A Standard Oil foi a primeira companhia realmente global. John D. Rockefeller era um pensador e agente global. Hoje, ele estaria olhando para a Terra e vendo os enormes riscos da mudança climática, com conseqüências econômicas devastadoras, e grandes oportunidades no setor verde. Ele estaria olhando para a energia limpa e diria: “É para lá que o mundo está indo. É para lá que o mundo precisa ir. Eu quero chegar lá antes, para obter retornos significativos.”
Que tipo de organização é o fundo de investimentos Rockefeller Brothers Fund?
Nós somos uma fundação de concessão de subsídios com uma dotação de cerca de 860 milhões de dólares. Combater as alterações climáticas é a nossa prioridade número um. Cerca de 40% de nossos subsídios anuais são atualmente dedicados a salvar o clima. Por isso, nos sentimos cada vez mais desconfortáveis em financiar indústrias que estão causando o aquecimento global.
Quão próximo está o fim da era do petróleo?
Restam provavelmente de 20 a 30 anos.
Ainda é possível prevenir os cenários mais terríveis?
Estamos diante de dois momentos de guinada concorrentes na história global. Um deles é o clima: um ponto sem retorno. Se passarmos dele, não há mais recuperação, e nós sofreremos consequências devastadoras.
O outro é a reviravolta da economia verde. E a questão é qual ponto vamos atingir em primeiro lugar. É uma corrida contra o tempo. Temos de fazer tudo o que for possível para atingir o ponto da energia limpa em primeiro lugar.
O que acontece se falharmos?
Vamos enfrentar enormes transtornos climáticos, derretimento do gelo nos polos, secas e tempestades mais extremas e frequentes. Haverá uma perda massiva de espécies, e teremos que enfrentar enormes desafios para fornecer comida e água a bilhões de pessoas. Cidades ficarão debaixo d’água, ilhas inteiras desaparecerão. Haverá centenas de milhões de refugiados do clima.

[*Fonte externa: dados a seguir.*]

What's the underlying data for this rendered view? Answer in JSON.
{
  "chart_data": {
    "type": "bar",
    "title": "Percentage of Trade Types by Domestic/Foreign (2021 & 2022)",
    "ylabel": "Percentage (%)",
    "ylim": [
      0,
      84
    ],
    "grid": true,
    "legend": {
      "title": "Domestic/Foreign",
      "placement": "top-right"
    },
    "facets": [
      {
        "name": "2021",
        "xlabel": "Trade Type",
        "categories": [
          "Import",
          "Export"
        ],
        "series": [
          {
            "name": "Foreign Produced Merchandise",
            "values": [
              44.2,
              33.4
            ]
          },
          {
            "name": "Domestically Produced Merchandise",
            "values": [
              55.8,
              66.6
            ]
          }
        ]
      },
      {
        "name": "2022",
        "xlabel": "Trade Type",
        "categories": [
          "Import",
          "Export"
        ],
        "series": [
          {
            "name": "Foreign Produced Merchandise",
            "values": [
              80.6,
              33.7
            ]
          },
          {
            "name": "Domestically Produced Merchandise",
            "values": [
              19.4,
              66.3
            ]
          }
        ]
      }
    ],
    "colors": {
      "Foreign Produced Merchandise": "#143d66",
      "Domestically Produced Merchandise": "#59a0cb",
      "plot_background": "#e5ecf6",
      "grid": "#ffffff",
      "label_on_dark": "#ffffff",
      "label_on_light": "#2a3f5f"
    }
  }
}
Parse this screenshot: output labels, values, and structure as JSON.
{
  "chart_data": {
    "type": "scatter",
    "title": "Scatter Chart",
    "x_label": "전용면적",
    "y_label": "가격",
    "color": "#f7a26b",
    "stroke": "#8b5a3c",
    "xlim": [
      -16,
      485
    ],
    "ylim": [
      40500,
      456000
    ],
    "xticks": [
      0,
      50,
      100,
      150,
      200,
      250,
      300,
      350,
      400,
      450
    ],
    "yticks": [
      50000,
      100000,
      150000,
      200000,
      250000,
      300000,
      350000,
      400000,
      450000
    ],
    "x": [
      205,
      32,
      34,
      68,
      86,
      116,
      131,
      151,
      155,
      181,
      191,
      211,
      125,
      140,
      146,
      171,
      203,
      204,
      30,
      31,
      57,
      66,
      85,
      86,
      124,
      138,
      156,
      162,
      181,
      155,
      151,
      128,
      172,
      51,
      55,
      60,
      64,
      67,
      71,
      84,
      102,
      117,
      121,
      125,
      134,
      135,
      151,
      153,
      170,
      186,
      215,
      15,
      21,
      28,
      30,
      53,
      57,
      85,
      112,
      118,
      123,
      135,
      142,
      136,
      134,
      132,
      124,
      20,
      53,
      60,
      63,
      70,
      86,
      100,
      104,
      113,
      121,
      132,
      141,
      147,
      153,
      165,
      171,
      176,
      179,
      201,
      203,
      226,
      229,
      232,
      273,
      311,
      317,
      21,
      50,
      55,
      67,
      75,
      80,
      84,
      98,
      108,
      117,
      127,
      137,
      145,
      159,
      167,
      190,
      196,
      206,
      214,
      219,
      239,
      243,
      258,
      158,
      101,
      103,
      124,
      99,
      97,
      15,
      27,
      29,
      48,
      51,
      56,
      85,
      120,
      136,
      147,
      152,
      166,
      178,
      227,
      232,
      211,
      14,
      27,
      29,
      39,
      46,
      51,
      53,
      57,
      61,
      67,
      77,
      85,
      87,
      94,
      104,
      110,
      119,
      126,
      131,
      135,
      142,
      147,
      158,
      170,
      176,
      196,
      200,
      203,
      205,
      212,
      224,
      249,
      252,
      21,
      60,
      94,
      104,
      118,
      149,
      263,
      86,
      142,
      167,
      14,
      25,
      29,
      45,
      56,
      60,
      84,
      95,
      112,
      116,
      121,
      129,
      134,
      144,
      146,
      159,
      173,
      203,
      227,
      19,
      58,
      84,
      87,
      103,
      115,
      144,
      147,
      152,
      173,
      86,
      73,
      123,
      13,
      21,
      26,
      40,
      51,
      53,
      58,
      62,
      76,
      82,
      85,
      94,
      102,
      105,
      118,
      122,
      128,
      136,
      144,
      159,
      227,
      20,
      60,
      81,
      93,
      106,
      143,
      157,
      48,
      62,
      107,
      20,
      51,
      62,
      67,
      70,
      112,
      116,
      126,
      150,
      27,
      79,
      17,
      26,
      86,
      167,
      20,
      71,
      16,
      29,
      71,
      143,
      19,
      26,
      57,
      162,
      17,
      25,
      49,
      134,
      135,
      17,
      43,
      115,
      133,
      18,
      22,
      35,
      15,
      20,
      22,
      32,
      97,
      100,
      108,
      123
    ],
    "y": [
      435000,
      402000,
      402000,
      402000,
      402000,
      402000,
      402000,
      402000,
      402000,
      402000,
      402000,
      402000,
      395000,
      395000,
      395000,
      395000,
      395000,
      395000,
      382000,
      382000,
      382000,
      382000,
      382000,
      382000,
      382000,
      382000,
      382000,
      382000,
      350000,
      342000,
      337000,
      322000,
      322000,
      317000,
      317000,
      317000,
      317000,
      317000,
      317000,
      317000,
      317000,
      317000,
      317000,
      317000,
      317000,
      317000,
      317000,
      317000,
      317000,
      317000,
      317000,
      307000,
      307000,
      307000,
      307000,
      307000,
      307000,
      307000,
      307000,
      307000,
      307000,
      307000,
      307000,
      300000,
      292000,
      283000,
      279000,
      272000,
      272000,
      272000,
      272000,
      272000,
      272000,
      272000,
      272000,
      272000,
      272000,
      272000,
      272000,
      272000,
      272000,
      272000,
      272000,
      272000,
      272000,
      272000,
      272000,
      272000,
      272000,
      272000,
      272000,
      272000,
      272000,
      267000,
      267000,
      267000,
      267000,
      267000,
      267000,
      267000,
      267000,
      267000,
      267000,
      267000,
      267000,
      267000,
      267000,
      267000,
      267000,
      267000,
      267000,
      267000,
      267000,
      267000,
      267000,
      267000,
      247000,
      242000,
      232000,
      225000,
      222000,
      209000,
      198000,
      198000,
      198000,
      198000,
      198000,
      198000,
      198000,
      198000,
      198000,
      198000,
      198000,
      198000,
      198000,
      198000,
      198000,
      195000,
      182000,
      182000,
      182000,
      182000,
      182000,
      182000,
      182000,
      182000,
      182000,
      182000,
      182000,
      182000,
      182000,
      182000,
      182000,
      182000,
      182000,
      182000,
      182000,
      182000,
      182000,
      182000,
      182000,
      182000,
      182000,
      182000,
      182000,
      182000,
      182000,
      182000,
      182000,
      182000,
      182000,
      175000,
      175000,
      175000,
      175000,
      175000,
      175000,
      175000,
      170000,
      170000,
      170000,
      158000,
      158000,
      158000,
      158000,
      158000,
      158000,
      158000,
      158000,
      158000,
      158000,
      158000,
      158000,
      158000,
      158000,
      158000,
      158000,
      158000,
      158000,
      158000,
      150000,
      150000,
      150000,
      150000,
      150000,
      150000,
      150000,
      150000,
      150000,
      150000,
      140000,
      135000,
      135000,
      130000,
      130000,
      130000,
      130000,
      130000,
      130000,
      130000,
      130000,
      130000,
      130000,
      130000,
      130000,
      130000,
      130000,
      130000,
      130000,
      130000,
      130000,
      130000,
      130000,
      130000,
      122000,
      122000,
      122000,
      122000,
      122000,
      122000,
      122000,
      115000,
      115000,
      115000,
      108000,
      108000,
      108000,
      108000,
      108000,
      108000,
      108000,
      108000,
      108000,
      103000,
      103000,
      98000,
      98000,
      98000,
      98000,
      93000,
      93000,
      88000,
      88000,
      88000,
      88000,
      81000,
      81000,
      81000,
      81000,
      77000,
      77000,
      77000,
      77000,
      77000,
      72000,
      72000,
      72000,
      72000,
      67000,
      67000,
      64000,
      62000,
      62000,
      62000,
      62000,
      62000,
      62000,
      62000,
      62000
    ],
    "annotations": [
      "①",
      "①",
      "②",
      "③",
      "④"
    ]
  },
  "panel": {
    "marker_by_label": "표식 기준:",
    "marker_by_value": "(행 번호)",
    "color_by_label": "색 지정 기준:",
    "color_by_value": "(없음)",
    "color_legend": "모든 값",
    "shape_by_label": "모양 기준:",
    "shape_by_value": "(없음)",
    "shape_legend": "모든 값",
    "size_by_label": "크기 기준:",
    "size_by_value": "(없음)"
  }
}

Esse sofrimento e a luta por comida e água têm o potencial de causar novas guerras e conflitos. Nós poderíamos passar de uma era de guerras do petróleo para um período de guerras climáticas. Se não prevenirmos as alterações climáticas, a crise de refugiados que vemos hoje vai parecer pequena, comparada à crise que vai acontecer no final do século.
O que fazer?
Temos de acelerar e fazer investimentos maciços em energias limpas. Enquanto sociedade global, temos que proteger o planeta que temos. Este único planeta, do qual toda a vida depende.